WARNING: Defective Products
Products liability enables consumers to bring claims for injuries due to a product being defective. The most commonly known defects are manufacturing defects and design defects although there is a third category for defective products liability. This third category is inadequate instructions or warnings. Each of these three categories traces different flaws in a product to establish liability on the manufacturer or seller if an injury occurs. A manufacturing defect occurs when the product departs from the intended design even when all possible care was exercised in making the product. A design defect occurs when a reasonable alternative design was available to reduce the foreseeable risks of harm posed by the design of a product. A product is deemed defective due to inadequate warnings or instructions when the foreseeable risk of harm could have been reduced or avoided with reasonable warnings or when the omission of warnings renders the product not reasonably safe.
A manufacturer has a duty to make its products safe for use which includes providing adequate instructions and warnings that will reach the consumer. Manufacturers of products for which risks cannot feasibly be eliminated should let the consumer know what the risk is by providing a warning. Furthermore, the manufacturer should let the consumer know how to minimize the risk by proper use through instructions for the product.
In order to bring a claim for inadequate warnings the following elements need to be proven: (1) causation; (2) foreseeability; and (3) unreasonable danger.
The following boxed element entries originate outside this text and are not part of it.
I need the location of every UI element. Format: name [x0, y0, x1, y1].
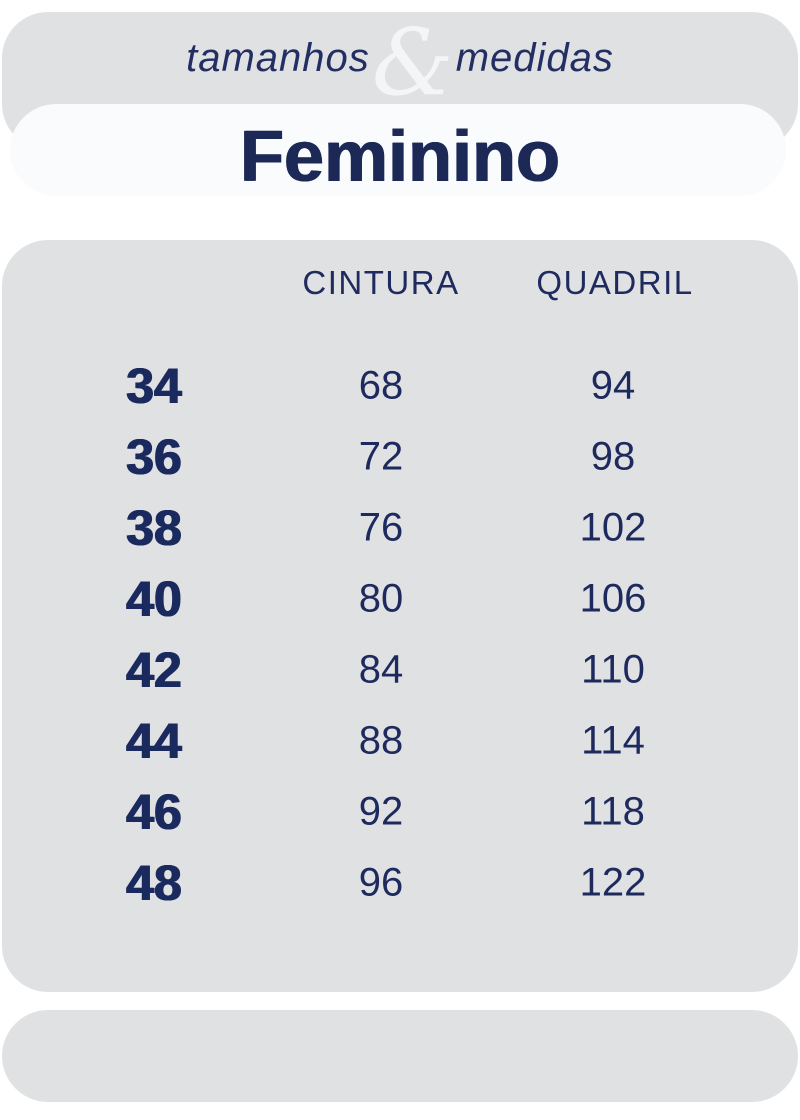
cintura-cell: 76: [358, 505, 404, 549]
column-header-quadril: QUADRIL: [536, 264, 694, 301]
table-row: 40 80 106: [2, 563, 798, 634]
size-cell: 48: [126, 854, 182, 911]
quadril-cell: 110: [581, 647, 645, 691]
cintura-cell: 68: [358, 363, 404, 407]
size-cell: 40: [126, 570, 182, 627]
page-title: Feminino: [240, 117, 560, 197]
quadril-cell: 94: [590, 363, 636, 407]
size-cell: 34: [126, 357, 182, 414]
size-cell: 46: [126, 783, 182, 840]
size-cell: 44: [126, 712, 182, 769]
quadril-cell: 106: [579, 576, 647, 620]
cintura-cell: 88: [358, 718, 404, 762]
column-header-cintura: CINTURA: [302, 264, 460, 301]
cintura-cell: 92: [358, 789, 404, 833]
quadril-cell: 118: [581, 789, 645, 833]
size-cell: 38: [126, 499, 182, 556]
cintura-cell: 80: [358, 576, 404, 620]
table-row: 44 88 114: [2, 705, 798, 776]
cintura-cell: 96: [358, 860, 404, 904]
cintura-cell: 84: [358, 647, 404, 691]
cintura-cell: 72: [358, 434, 404, 478]
quadril-cell: 98: [590, 434, 636, 478]
title-pill: [10, 104, 786, 196]
size-cell: 42: [126, 641, 182, 698]
table-row: 42 84 110: [2, 634, 798, 705]
table-row: 38 76 102: [2, 492, 798, 563]
table-rows: 34 68 94 36 72 98 38 76 102 40 80 106 42: [2, 350, 798, 918]
table-row: 34 68 94: [2, 350, 798, 421]
quadril-cell: 122: [579, 860, 647, 904]
stacked-card-decoration: [2, 1010, 798, 1102]
tagline-left-word: tamanhos: [186, 35, 370, 80]
size-table-card: CINTURA QUADRIL 34 68 94 36 72 98 38 76 …: [2, 240, 798, 992]
tagline-right-word: medidas: [455, 35, 614, 80]
table-row: 36 72 98: [2, 421, 798, 492]
table-row: 46 92 118: [2, 776, 798, 847]
size-cell: 36: [126, 428, 182, 485]
tagline: tamanhos & medidas: [186, 9, 614, 116]
quadril-cell: 102: [579, 505, 647, 549]
quadril-cell: 114: [581, 718, 645, 762]
table-row: 48 96 122: [2, 847, 798, 918]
Causation requires a showing that the lack of warning was the proximate cause of the injury. Foreseeability requires a showing that the risk of danger due to a lack of warnings was foreseeable to the manufacturer. To prove unreasonable danger requires proof that danger is latent or not apparent to the consumer.
Inadequate warnings will not be found to be the proximate cause of an injury where potential danger is known and recognized. For example, a kitchen knife manufacturer would not be held liable for failing to warn if an individual were to cut their finger since the potential for cutting one’s finger is a known risk when using kitchen knives. Whereas, if a manufacturer of medication was aware of the danger their medication poses on a woman who is pregnant but failed to adequately warn an expecting mother of these dangers, the manufacturer would be held liable. A jury is to consider the degree of danger when deciding a case since a higher degree of danger requires a greater degree of protection. Therefore, a manufacturer of a more dangerous product, where the danger is not known and recognized, has a duty to use a higher degree of protection for consumers.